Why I Love Rifts

Years ago, Palladium Books released a multi-genre role-playing game called Rifts using their Megaversal system. I never played the game in my youth, although I did collect lots of the sourcebooks. I had some limited playing experience with their Teenage Mutant Ninja Turtles and Other Strangeness RPG, which uses the Megaversal system as well. Finally, after many years, I’ve had opportunity to run a Rifts game, and I absolutely love it.

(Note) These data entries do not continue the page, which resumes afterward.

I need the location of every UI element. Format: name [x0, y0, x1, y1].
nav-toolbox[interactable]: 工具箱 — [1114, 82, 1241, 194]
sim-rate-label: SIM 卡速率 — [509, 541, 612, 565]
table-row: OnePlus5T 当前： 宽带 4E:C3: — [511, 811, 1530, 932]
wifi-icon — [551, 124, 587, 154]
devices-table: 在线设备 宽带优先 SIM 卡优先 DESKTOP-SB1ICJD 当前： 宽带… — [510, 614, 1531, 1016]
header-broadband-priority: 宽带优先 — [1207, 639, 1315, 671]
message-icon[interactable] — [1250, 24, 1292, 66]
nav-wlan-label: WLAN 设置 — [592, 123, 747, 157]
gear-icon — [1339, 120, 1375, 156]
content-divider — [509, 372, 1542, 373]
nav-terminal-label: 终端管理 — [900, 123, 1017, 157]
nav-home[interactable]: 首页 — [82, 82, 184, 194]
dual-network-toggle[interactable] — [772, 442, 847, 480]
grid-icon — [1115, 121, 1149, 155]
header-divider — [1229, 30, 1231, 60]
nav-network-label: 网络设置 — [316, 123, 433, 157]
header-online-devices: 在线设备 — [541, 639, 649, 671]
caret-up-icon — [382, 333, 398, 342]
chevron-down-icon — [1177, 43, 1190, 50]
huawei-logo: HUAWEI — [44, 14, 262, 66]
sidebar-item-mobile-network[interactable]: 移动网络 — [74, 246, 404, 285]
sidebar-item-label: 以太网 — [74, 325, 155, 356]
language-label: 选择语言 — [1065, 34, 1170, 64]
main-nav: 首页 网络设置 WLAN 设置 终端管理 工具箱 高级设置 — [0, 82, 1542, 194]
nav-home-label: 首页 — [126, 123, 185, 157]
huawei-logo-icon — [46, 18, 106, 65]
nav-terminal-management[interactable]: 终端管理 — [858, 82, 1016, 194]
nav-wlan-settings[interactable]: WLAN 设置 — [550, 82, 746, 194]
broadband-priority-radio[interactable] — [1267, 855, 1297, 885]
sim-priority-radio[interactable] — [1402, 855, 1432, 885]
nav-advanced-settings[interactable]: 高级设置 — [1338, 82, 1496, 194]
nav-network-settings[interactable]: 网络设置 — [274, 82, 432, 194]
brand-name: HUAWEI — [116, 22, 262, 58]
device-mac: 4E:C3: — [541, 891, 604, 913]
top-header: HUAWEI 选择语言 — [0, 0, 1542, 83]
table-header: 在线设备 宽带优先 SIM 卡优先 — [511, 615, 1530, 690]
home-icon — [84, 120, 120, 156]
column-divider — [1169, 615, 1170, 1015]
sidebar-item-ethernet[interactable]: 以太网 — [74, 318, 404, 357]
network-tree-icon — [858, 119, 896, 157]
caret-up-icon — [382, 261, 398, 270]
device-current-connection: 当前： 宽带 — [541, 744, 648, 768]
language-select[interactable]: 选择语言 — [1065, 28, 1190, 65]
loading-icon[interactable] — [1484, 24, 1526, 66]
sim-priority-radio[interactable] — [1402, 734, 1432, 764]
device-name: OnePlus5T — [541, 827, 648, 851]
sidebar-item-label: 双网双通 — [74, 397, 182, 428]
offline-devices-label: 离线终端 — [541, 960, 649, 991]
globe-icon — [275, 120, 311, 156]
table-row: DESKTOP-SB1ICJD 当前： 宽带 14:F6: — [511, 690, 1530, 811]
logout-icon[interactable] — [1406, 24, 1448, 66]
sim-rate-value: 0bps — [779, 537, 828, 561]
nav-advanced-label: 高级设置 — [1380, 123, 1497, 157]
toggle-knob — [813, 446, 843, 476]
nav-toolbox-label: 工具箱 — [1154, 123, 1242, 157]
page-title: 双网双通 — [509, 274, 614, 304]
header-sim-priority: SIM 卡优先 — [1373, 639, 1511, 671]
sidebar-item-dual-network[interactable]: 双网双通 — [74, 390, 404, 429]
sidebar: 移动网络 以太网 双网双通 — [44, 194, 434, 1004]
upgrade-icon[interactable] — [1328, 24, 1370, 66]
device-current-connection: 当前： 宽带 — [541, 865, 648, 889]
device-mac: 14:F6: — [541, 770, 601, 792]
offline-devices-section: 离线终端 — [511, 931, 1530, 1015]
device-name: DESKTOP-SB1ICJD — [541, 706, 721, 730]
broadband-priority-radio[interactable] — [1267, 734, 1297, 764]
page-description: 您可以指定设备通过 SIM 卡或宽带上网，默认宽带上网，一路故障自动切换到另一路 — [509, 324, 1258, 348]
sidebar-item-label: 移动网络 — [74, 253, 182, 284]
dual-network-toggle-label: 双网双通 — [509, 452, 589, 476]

Let me start by saying Rifts is rules lite, leaving many things untouched. Many GMs and players may view this as a problem, and it does cause lots of in-game questions. However, having run hundreds of game sessions in a variety of game systems, making rulings on the fly is old hat. What this has allowed is opportunity to create House Rules to cover various holes in the ruleset or make the system work for us. For example, we converted the speed and movement to a “square” system to let us make the game a miniatures game as well as RPG. Where these can be seen as work, I see them as opportunities to make the game into something that fits our needs. Palladium Books provided a fine shell, and we’re filling in the rest.

Rifts is rather unique in that it seemlessly incorporates fantasy, sci-fi, and horror all together. Anything you want the game to be, it can be. One session can be a fast-paced vehicle race and combat. The next can be a dungeon-crawl style session. Follow that with some mass combat warfare. There is plenty of background story to lean on to build up world history and such and plenty of non-scripted areas to allow your imagination run wild.

I heartily recommend the Rifts game for any experienced gaming group looking to customize their gaming and experiment with blended genres.